There are four main signs of acalvaria: absence of the flat bones of the cranial vault, absence of the dura mater and muscles associated with it, skull abnormalities, and the absence of a skull cap. This condition can be diagnosed prior to birth using ultrasonography. Physicians often use magnetic resonance imaging to confirm the diagnosis because in utero, acalvaria is sometimes confused with anencephaly or encephalocele. A distinguishable difference is that with anencephaly, the cerebral hemispheres are missing, but with acalvaria, all parts of the cerebrum are usually present and developed, whereas parts of the calvarium are missing.

== Pathogenesis ==
Currently there is no identified cause of acalvaria. The primary presumed pathogenesis is problematic migration of the membranous neurocranium with respect to the normal positioning of the immature ectoderm. When an embryo develops normally, the anterior neural pore closes about the fourth week. After this occurs, mesenchymal tissue migrates under the ectoderm. This ectoderm underlies where the cerebral hemisphere will eventually be. When a fetus has acalvaria, the embryonic ectoderm is in its correct place, but the mesenchymal migration does not occur correctly. Therefore, acalvaria is considered to be a postneurulation defect. Because it is a postneurulation defect, it must develop after embryonic stage 11, between 24 and 26 days after conception.

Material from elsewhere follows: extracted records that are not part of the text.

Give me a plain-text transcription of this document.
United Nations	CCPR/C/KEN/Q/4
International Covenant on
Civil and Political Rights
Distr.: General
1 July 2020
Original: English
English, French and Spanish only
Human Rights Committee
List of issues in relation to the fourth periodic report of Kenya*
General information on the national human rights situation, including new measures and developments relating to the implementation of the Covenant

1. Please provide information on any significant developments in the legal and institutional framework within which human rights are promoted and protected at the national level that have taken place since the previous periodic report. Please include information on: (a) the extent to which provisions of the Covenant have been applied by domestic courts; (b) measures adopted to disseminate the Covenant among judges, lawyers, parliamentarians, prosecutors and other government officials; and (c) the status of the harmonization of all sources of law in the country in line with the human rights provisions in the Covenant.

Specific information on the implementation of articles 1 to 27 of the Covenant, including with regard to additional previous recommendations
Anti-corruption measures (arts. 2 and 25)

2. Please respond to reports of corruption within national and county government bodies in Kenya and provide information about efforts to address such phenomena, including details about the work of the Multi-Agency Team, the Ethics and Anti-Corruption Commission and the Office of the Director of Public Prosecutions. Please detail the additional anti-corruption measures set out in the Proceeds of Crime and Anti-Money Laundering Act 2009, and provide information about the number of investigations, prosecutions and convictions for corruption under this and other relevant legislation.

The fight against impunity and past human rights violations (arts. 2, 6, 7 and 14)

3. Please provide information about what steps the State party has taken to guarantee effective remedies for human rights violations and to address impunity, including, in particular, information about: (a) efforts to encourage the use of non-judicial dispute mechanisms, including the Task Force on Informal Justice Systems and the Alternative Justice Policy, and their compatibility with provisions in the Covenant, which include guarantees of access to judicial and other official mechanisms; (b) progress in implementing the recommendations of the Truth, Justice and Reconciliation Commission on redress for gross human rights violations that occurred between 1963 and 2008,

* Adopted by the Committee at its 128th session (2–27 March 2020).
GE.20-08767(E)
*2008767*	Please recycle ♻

ACE inhibitors and angiotensin II receptor antagonists are reported to cause prenatal hypocalvaria.

== Treatment ==
Because this malformation is rare and there are extremely few individuals living with this condition, treatment is limited. Treatment consists of carefully managing the condition in a controlled manner. Proceeding with a bone graft when the child reaches school age is also recommended.

== Prognosis ==
Usually babies with this malformation do not survive past birth. However, there have been cases of survival. As of 2004, there were only two reported living cases. Of these two, one was severely cognitively impaired and physically disabled. The status of the other was unreported. If the fetus progresses to full term there is the risk that it will have head trauma from the pressure applied to the head while being delivered. A few other cases of acalvaria have been reported that did not progress to birth. In addition to the lack of the skull cap, there were brain malformations in each case and all the pregnancies were terminated either electively or the fetuses were spontaneously aborted.

== Epidemiology ==
Acalvaria usually occurs in less than 1 of every 100,000 births. By way of epidemiological data, it is thought that females are more prone to have this defect. Currently, acalvaria is not thought to have much of a risk of recurrence.